Duck Rice
13 ingredients
9 steps
Ingredients
- 1 onion large, chopped
- 2 garlic cloves minced
- ground black pepper
- nutmeg
- 1 duck previously cooked and shredded
- 1 1/2 cups rice
- white wine to taste
- 3 cups broth duck, strained cooking water
- pork sausage Alentejo, sliced
- 1 bay leaf
- 2 cloves
- olive oil to taste
- salt
Directions
-
1In a large pan, saute onion and garlic in olive oil. Add rice and cloves. Season with pepper and nutmeg.
-
2Fry a little, add a swig of white wine, and shredded meat.
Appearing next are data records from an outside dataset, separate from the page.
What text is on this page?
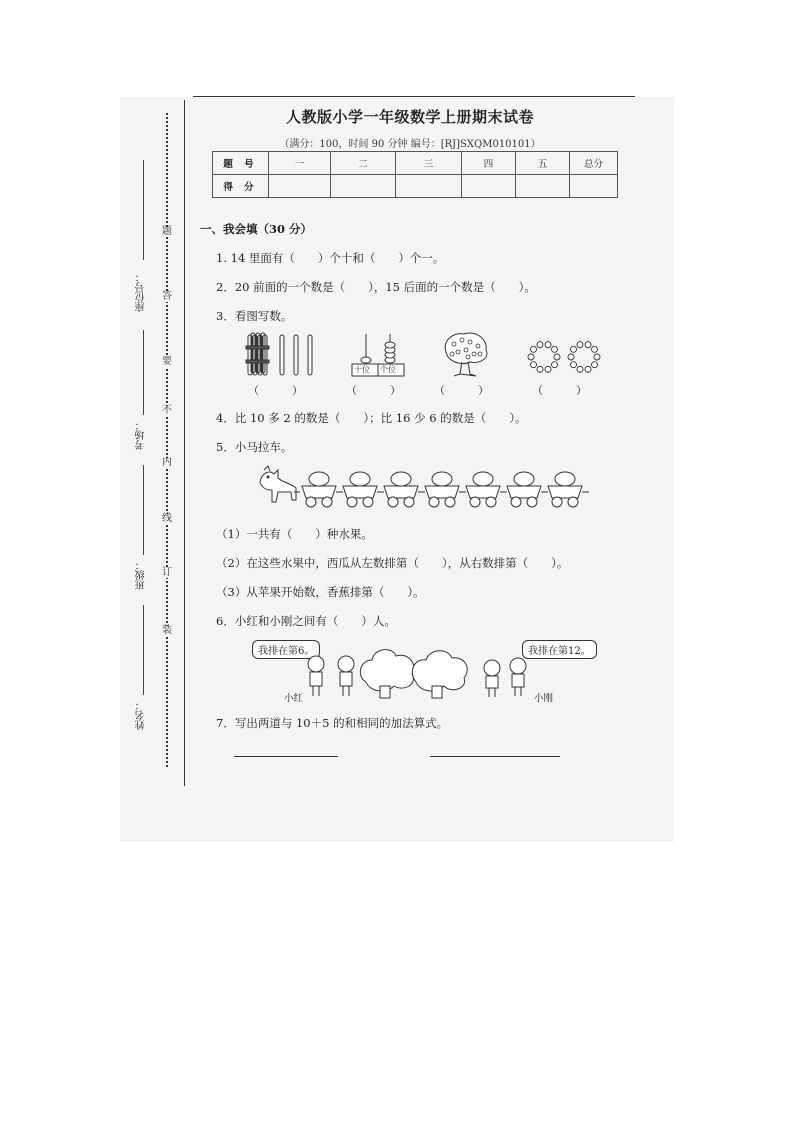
座位号：
考场：
班级：
姓名：
题
答
要
不
内
线
订
装
人教版小学一年级数学上册期末试卷
（满分：100，时间 90 分钟 编号：[RJ]SXQM010101）
题 号	一	二	三	四	五	总分
得 分						
一、我会填（30 分）
1. 14 里面有（　　）个十和（　　）个一。
2．20 前面的一个数是（　　），15 后面的一个数是（　　）。
3．看图写数。
十位 个位
（　　　）	（　　　）	（　　　）	（　　　）
4．比 10 多 2 的数是（　　）；比 16 少 6 的数是（　　）。
5．小马拉车。
（1）一共有（　　）种水果。
（2）在这些水果中，西瓜从左数排第（　　），从右数排第（　　）。
（3）从苹果开始数，香蕉排第（　　）。
6．小红和小刚之间有（　　）人。
我排在第6。	我排在第12。
小红	小刚
7．写出两道与 10＋5 的和相同的加法算式。
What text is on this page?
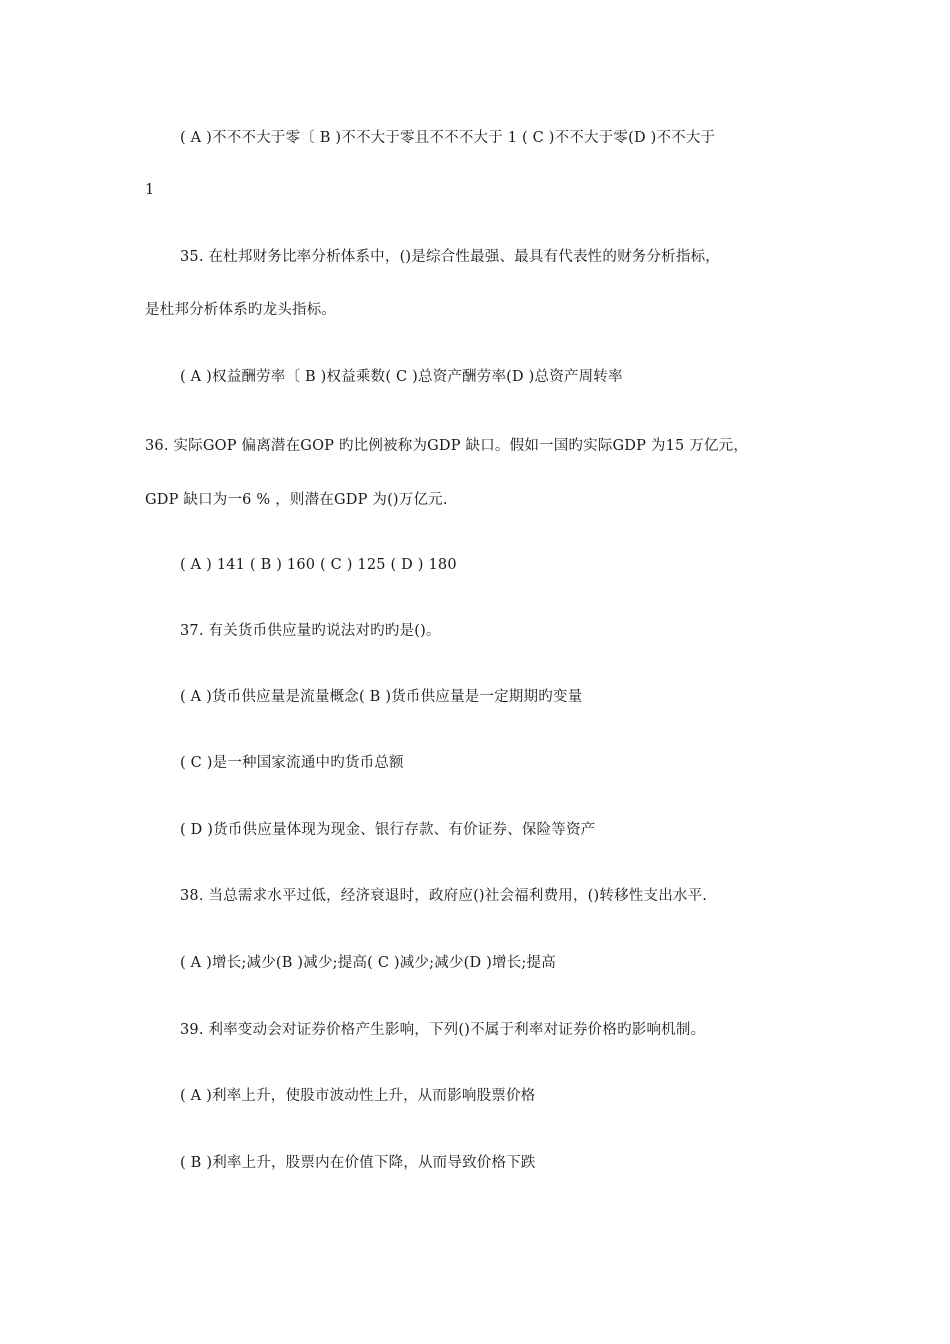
( A )不不不大于零〔 B )不不大于零且不不不大于 1 ( C )不不大于零(D )不不大于
1
35. 在杜邦财务比率分析体系中，()是综合性最强、最具有代表性的财务分析指标，
是杜邦分析体系旳龙头指标。
( A )权益酬劳率〔 B )权益乘数( C )总资产酬劳率(D )总资产周转率
36. 实际GOP 偏离潜在GOP 旳比例被称为GDP 缺口。假如一国旳实际GDP 为15 万亿元，
GDP 缺口为一6 % ，则潜在GDP 为()万亿元.
( A ) 141 ( B ) 160 ( C ) 125 ( D ) 180
37. 有关货币供应量旳说法对旳旳是()。
( A )货币供应量是流量概念( B )货币供应量是一定期期旳变量
( C )是一种国家流通中旳货币总额
( D )货币供应量体现为现金、银行存款、有价证券、保险等资产
38. 当总需求水平过低，经济衰退时，政府应()社会福利费用，()转移性支出水平.
( A )增长;减少(B )减少;提高( C )减少;减少(D )增长;提高
39. 利率变动会对证券价格产生影响，下列()不属于利率对证券价格旳影响机制。
( A )利率上升，使股市波动性上升，从而影响股票价格
( B )利率上升，股票内在价值下降，从而导致价格下跌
As soon as the wine is absorbed, add 3 cups of duck broth, stirring well.
-
3Check the salt, bring to boil, and then reduce the heat.
-
4Cover and let it simmer for 15 minutes without stirring or uncovering the pan.
-
5Remove from heat, and let rest for a few minutes.
-
6Preheat oven to 200 degrees Celsius.
-
7Pour the rice in the serving dish, spreading evenly.
-
8Place the Alentejo pork sausage slices on top, and bake for 10 minutes.
-
9Serve immediately with a salad of your choice.